The other thing that we say to our athletes and clients in this is, “Do the drill, forget the drill.” Once I have an athlete in this position, I find that they’re a little flexed through the mid-back and we work on some extension here, we then just have them go back to try and hit the forehand, and let their body see what happens. Very often what we see, particularly in technical work, is people are constantly thinking about fixing all of these postural issues that really should be handled reflexly by the brain based off better information coming in.
So, I just wanted to share this with you, it’s a very, very simple idea, position specific dynamic joint mobility, and it can be applied across the board. If you sit all day at work and you find that you’re very stiff after work, and you get up and you go, “Okay, I’m going to do my movement drills.” Well, you might want to try doing your movement drills in your chair. Your thoracic glides, pelvic motions, lumbar work, all that can be performed in a chair. You can even do your feet, and knees, and hips in a chair.
If you have friends or family members that are bedridden, you can actually have them do their shoulder work, their elbows, their hands, their fingers, their neck, laying in a bed. The whole idea here is to begin where you need the most improvement, and start there.

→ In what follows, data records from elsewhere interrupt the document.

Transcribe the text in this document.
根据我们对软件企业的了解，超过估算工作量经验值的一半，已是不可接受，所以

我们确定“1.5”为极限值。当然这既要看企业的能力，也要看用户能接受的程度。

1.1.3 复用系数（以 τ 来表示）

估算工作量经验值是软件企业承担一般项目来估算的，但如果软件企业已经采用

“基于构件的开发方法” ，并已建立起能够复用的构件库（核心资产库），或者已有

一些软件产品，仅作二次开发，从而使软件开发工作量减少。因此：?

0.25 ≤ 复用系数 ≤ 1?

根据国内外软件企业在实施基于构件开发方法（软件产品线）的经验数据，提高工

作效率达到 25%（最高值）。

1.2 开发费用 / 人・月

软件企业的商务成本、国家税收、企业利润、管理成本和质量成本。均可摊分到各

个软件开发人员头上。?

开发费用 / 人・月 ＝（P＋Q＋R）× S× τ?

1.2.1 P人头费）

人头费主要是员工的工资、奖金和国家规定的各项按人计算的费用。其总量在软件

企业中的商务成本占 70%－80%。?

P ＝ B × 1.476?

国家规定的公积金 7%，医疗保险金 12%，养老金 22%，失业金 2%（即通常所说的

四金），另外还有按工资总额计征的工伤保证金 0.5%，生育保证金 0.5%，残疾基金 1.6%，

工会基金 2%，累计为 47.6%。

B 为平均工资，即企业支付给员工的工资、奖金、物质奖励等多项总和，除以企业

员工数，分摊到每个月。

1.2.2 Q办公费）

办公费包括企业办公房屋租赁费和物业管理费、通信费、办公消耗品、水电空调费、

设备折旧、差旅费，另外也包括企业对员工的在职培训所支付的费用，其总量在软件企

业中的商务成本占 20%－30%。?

If you wonder about this, if you have any questions, one of the easiest ways to get into this, talk to a Z trainer in your area, they can teach you the entire joint mobility sequence, and then help show you how to apply it within your specific setting. We also have products that go through all these different movements for you, but the main idea here is eventually, as you regain control of your body, try to maintain and improve your control in the very specific activities that you enjoy.
Like I said, because a lot of people that watch this blog are also involved in fitness, this is something we do very rarely to improve technique and performance in all forms of fitness activity, whether that’s squatting, dead lifting, bench pressing, same idea.
Figure out where you’re stiff, hold the position, and learn to control your body there. It has great carry over to results.
If you have any questions about this, please let us know.
Otherwise, I hope you enjoy it.
Really one of our favorite, favorite tools.